In Arizona, Republicans are pushing for control over the rules of the state’s elections. In Iowa, the G.O.P. has installed harsh new criminal penalties for county election officials who enact emergency voting rules. In Tennessee, a Republican legislator is trying to remove a sitting judge who ruled against the party in an election case.

This surge in voting restrictions is clearly motivated by Trump’s claims of widespread voter fraud in the 2020 elections. It’s now an article of faith among Trump supporters, who make up a majority of the GOP primary electorate, that the election was stolen from him. Republican legislators at the state level are pushing legislation that’s designed both to appeal to these voters and to cement their own power.

But at the same time, the Republican use of state-level power to give themselves a leg up long predates Trump.

President-Elect Joe Biden Campaigns For Georgia Senate Candidates Ossoff And Warnock
Stacey Abrams.
Drew Angerer/Getty Images

Take the last round of redistricting, after the 2010 census. That year’s midterm election swept Republicans to power in statehouses across the country; the party’s legislators used the conjunction of these victories and federally mandated redistricting to embark on a systematic campaign of extreme gerrymandering.

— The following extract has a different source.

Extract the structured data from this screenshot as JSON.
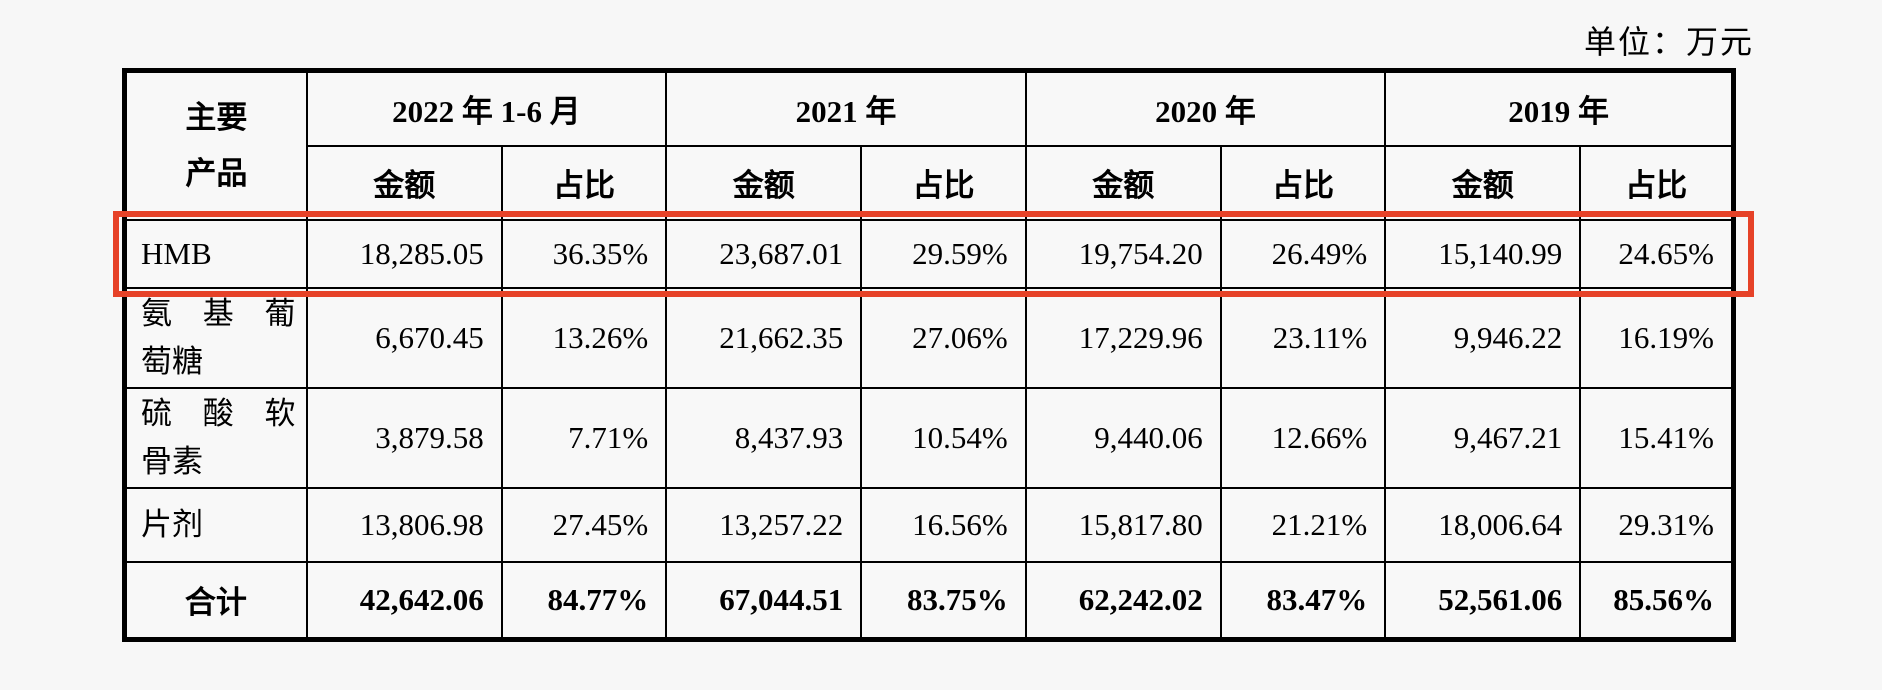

Their new lines, with few parallels in Democratic-controlled states, gave it a profoundly unfair leg up in state and House elections in swing states like Wisconsin and North Carolina.

There is a reason that a 2019 survey of political scientists found that the GOP’s closest peers abroad are not normal center-right parties, like Canada’s CPC or Germany’s CDU, but rather extreme anti-democratic parties like Turkey’s AKP or Poland’s PiS. The GOP is a radical right faction that increasingly sees its opposition as fundamentally illegitimate, and is willing to abuse its political power to lock them out.

This kind of democratic backsliding, where an established political party works to degrade the fairness and quality of the electoral system, is not unique internationally. But the GOP’s strategy for implementing it is particularly American.

The party takes advantage of our federalized electoral system to tilt elections at the local level, creating pockets of electoral unfairness in an otherwise free system, giving them a significant leg up. It simultaneously uses the many veto points available to them at the national level — including the filibuster and control over the Supreme Court — to prevent Democrats from doing anything about it when they do manage to overcome these barriers.

The obvious parallel in American history, as people like Abrams note, is Jim Crow — voting laws in Southern states that effectively blocked Black voters from casting ballots. To be clear, the current Georgia system is nowhere near as restrictive as the way things worked in the pre-civil rights South.

But scholars who study that period still think the current bill should trouble anyone committed to democracy, in part because (unlike Jim Crow) it represents a coherent national Republican approach to voting issues rather than the interests of one sectional faction.

“What worries me most in this voter suppression package is the ability of the state to overwhelm county election boards in counting/certification of the count,” says Rob Mickey, a political scientist and the author of Paths Out of Dixie (a study of authoritarianism in the Jim Crow South). “This in GA, and nationally, is the scariest part of the nexus between state-level Republicans’ long-standing (since ~2000) attack on voting around the county and the spasm of response to the 2020 presidential election.”

What we are seeing in Georgia is democratic backsliding, American-style. And it won’t be the last attempt we’ll see.

Correction, March 26: An earlier version of this article misstated the manner in which SB202 applies Georgia’s voter ID law to mail-in ballot applications. Photographic proof of ID is only necessary as part of the application if the voter lacks a state ID number or driver’s license ID number, not in all cases.